Выбрать главу

Что ж – «географии примесь к времени есть судьба».

Стоит в горле истерическим выпендрёжем. Ахматова – ох, не надо перчаток не на те руки.

Хотя, хотя – «лыжный след, словно память о том, что в каких-то далёких веках здесь с тобою прошли мы вдвоём».

А город, который я когда-то любила, который для себя зову Ленинградом, потому что Петербург мне претенциозен и связан с нелюбимой второй культурой, потому что Питер – забавно, но я там, вроде не жила.

Еду к бабушке, к Бабане, в трамвае, дышу на стекло, держу в руках буратинку в красном кафтане, в блестящем зелёном колпаке – боже мой, из какого сора память – этот пропавший потом буратинка вечно возникает где-то на задворках – вместе с пластмассовым слоном – я любила ходить по комнате, вертеть в руках что-нибудь – этого слона, а потом и резинки вертела аптечные, и карандаши, всё на свете – под музыку ходить, теребить что-то, кривляться и думать ни о чём – единственное на свете у меня думанье, которое не в словах – это вот под музыку хожденье – зачем, почему.
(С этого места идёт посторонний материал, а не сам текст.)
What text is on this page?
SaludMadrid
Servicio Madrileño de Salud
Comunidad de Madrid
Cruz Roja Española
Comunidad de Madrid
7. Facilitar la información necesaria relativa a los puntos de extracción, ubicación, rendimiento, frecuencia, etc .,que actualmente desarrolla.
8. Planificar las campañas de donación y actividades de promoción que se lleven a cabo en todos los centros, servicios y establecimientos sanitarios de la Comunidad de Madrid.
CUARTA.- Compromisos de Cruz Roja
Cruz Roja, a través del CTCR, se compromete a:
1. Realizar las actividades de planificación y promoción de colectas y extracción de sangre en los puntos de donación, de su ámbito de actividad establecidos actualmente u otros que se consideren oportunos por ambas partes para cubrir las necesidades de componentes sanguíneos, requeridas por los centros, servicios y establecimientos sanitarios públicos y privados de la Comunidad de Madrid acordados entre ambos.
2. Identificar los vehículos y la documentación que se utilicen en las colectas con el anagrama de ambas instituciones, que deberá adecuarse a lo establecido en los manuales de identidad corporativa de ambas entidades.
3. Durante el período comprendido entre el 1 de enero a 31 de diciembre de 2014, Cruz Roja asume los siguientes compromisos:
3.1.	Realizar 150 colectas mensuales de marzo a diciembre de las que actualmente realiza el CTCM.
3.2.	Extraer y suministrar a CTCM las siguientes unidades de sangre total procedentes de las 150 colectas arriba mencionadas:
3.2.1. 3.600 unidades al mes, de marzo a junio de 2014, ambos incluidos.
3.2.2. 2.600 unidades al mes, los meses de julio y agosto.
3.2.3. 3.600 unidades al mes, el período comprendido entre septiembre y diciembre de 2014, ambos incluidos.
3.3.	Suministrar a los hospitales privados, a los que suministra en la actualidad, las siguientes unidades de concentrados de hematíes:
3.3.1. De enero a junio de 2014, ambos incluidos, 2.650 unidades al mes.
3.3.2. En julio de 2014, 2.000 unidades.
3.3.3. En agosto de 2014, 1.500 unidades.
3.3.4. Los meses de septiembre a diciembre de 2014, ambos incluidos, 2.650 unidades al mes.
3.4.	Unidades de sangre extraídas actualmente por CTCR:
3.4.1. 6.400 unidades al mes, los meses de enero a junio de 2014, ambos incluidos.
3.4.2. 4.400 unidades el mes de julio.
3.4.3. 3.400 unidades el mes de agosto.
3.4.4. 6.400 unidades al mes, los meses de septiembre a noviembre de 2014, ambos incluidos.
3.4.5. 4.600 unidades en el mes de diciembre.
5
Давно отстала от привычки, лет 20, а то ходила-ходила...

Так вот город этот вспоминаю кожей, когда бормочется «только чёрный буксир закричит посредине реки, исступлённо борясь с темнотою» – и буксир, и река – на ладони памяти.

Любое перемещение в пространстве в место, где продолжает жить кусок собственной жизни – и оказываешься нос к носу с временем.

Видишь тётенек на улице, кажется, они старше лет на сто, ведь ты сам-то такой же, как те самые сто лет назад, а когда вдруг в какой-нибудь бумажке увидишь чёрным по белому свой возраст, не год рождения, а именно возраст, твёрдо знаешь, что не про тебя. И пытаешься представить себе какую-нибудь тётеньку девочкой, своей возможной одноклассницей, и не можешь.

А как наша личная память входит в общую память человечества? Какими ручейками в реку?

Рассказываем чего-то кому-то, вон даже пишем. Клочки чужих воспоминаний перемешиваются с собственными. И на каком-то уровне память становится общим местом, и так хочется, чтоб не уходило личное.

Странное всё же желание чему-то принадлежать, и так принадлежим, больше, чем надо. Казалось бы, наоборот – личное, только своё – так сильно размывается временем, в воспоминаниях всегда столько совпадений. И на какой-нибудь твой день с особенным закатом найдётся чужой такой же.

Бабушка, выросшая в местечке Колышки под Витебском, рассказывала, как на Пасху их неверующая мама тайно от верующего папы, давала детям хлебушек. Любимая бабушка, жившая в квартире на Херсонской улице.

В последний мой вечер в Питере мы поехали по делам, а потом решили немного прокатиться. И отправились искать этот дом на Херсонской… Мы очень легко нашли нужную дверь – и вправду – садик напротив, наискосок. А дверь – на бабушкиной лестнице Ленин останавливался, и табличка висит.

По дороге думали – вот постучимся к новым русским среди ночи, наверняка сделали шикарное жильё из бабушкиной коммуналки – то-то будет веселье...

Увидели, что открыто, обрадовались, вошли.

И нет там никаких новых русских, наверно. Обшарпанный подъезд перегорожен глухой железной дверью с кодовым замком, на лестницу с широченными подоконниками не пройти.

Надписи на стенах: «И ещё раз бдительность», «Ушла жена? Выгнали с работы? Враг близко. Не спи».

«Когда войдёшь на Родине в подъезд, я к берегу пологому причалю».

Такой обшарпанный подъезд, вонючий, с пружиной хлопающей двери, за такими дверями целовались. А портвейна, как ни странно, в подъездах не пила.

Мы бежим через время. Торопимся, спотыкаемся, утыкаемся в запертые ворота – не помним, не помним – сколько ни колоти по зелёному дверному железу, только гул. Когда я впервые попала на любимое озеро в Бургундии? Провал. Дождь, сильный долгий, и мы смотрим в слепое залитое ветровое стекло. Иногда открывается калитка, и за ней неподвижное, высеченное в камне – «гроза моментальная навек» – впервые увиденные сахарные горы в ауле Хурзук. А иногда невнятица – плывёт мокрый усть-нарвский луг, залитый жёлтыми купальницами, под деревом в тёмном лесу грушанка – белая невидная, Лешего цветок.

У пространства другие меры, ему десять лет – минута. Вчера под повторяющимся небом цвета земляничного мороженого мы ехали мимо пруда. Под заполняющий машину голос Марии Каллас. Над бетонными коробками, вытягивая шеи, летели утки.